John Kinross Scholar in 2010
At the time of the Scholarship:
1. How did the experience affect you as an individual?
I received the John Kinross Florence scholarship in 2010. The three months I spent in this inspiring and giving city a decade ago instilled in me the desire to explore, to learn more about the city, to better understand the events that shaped its culture and history. I continued to visit Florence in the years after the scholarship. The initial sketches and studies I had created whilst there evolved, and by 2012 I had started to study one of the city’s most defining events: the great flood of 1966. Investigating this subject has shaped the artist I am today, and taught me a lot about myself, too.

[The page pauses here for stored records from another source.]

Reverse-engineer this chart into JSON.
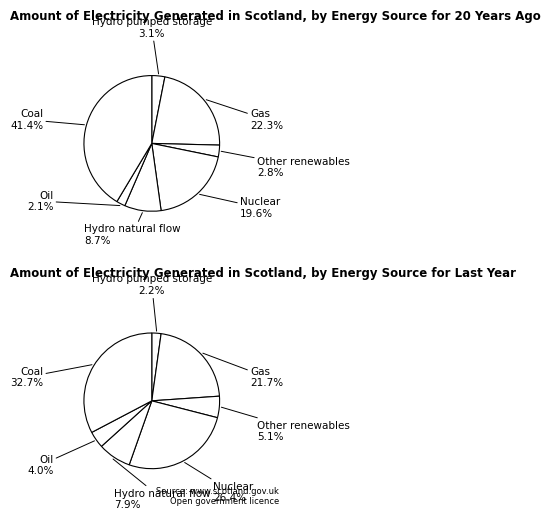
{
  "chart1": {
    "title": "Amount of Electricity Generated in Scotland, by Energy Source for 20 Years Ago",
    "labels": [
      "Hydro pumped storage",
      "Gas",
      "Other renewables",
      "Nuclear",
      "Hydro natural flow",
      "Oil",
      "Coal"
    ],
    "values": [
      3.1,
      22.3,
      2.8,
      19.6,
      8.7,
      2.1,
      41.4
    ],
    "label_offsets": [
      [
        0.0,
        1.55,
        "center",
        "bottom"
      ],
      [
        1.45,
        0.35,
        "left",
        "center"
      ],
      [
        1.55,
        -0.35,
        "left",
        "center"
      ],
      [
        1.3,
        -0.95,
        "left",
        "center"
      ],
      [
        -1.0,
        -1.35,
        "left",
        "center"
      ],
      [
        -1.45,
        -0.85,
        "right",
        "center"
      ],
      [
        -1.6,
        0.35,
        "right",
        "center"
      ]
    ]
  },
  "chart2": {
    "title": "Amount of Electricity Generated in Scotland, by Energy Source for Last Year",
    "labels": [
      "Hydro pumped storage",
      "Gas",
      "Other renewables",
      "Nuclear",
      "Hydro natural flow",
      "Oil",
      "Coal"
    ],
    "values": [
      2.2,
      21.7,
      5.1,
      26.4,
      7.9,
      4.0,
      32.7
    ],
    "label_offsets": [
      [
        0.0,
        1.55,
        "center",
        "bottom"
      ],
      [
        1.45,
        0.35,
        "left",
        "center"
      ],
      [
        1.55,
        -0.45,
        "left",
        "center"
      ],
      [
        0.9,
        -1.35,
        "left",
        "center"
      ],
      [
        -0.55,
        -1.45,
        "left",
        "center"
      ],
      [
        -1.45,
        -0.95,
        "right",
        "center"
      ],
      [
        -1.6,
        0.35,
        "right",
        "center"
      ]
    ]
  },
  "source_text": "Source: www.scotland.gov.uk\nOpen government licence",
  "bg_color": "#ffffff",
  "edge_color": "#000000",
  "text_color": "#000000",
  "title_fontsize": 8.5,
  "label_fontsize": 7.5,
  "source_fontsize": 6.0
}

2. What was the impact on your practice?
During the time spent pursuing this project, the resulting artworks have been exhibited on several occasions – the most notable of these was to commemorate the 50th anniversary of the flood, in 2016. I’ve reached out to Florentines, and to those with a connection to the city. I’ve invited people who lived through the flood to speak at an event I organised with the British Institute in Florence, and invited authors to write about the flood for a project called ‘Perimetri Perduti’ (perimeters lost). The authors include Patricia Emison, Candia McWilliam, David Hewson, and the late Giles Waterfield.
Producing this body of work has greatly impacted the trajectory of my career, and the ways in which I approach my exhibitions and presentations. This project taught me about collaboration and audience participation. The history of the 1966 flood binds those with a connection to Florence, and for those who lived through it, its memory is just as alive today as when it happened. Those people are keen to share their experiences, and this resulted in richer output.
3. What would you say the long-term impact has been on yourself and you work?
By first exploring a historic environmental event, I’ve gone on to tie the story of the flood to environmental events we’re experiencing in the present day. We ought to read the great flood as a cautionary tale for our time of climate crisis. Our Earth’s cultural landmarks are no less susceptible to forces of nature than anywhere else. The work I make today still makes reference to the city and to the flood. In 2021 I will exhibit during the Venice Biennale. The topic of the Biennale show will be environmental change and sea-rise – a subject that entered my practice as a result of my Florence work – exploring how extreme climatic events impact all of our lives.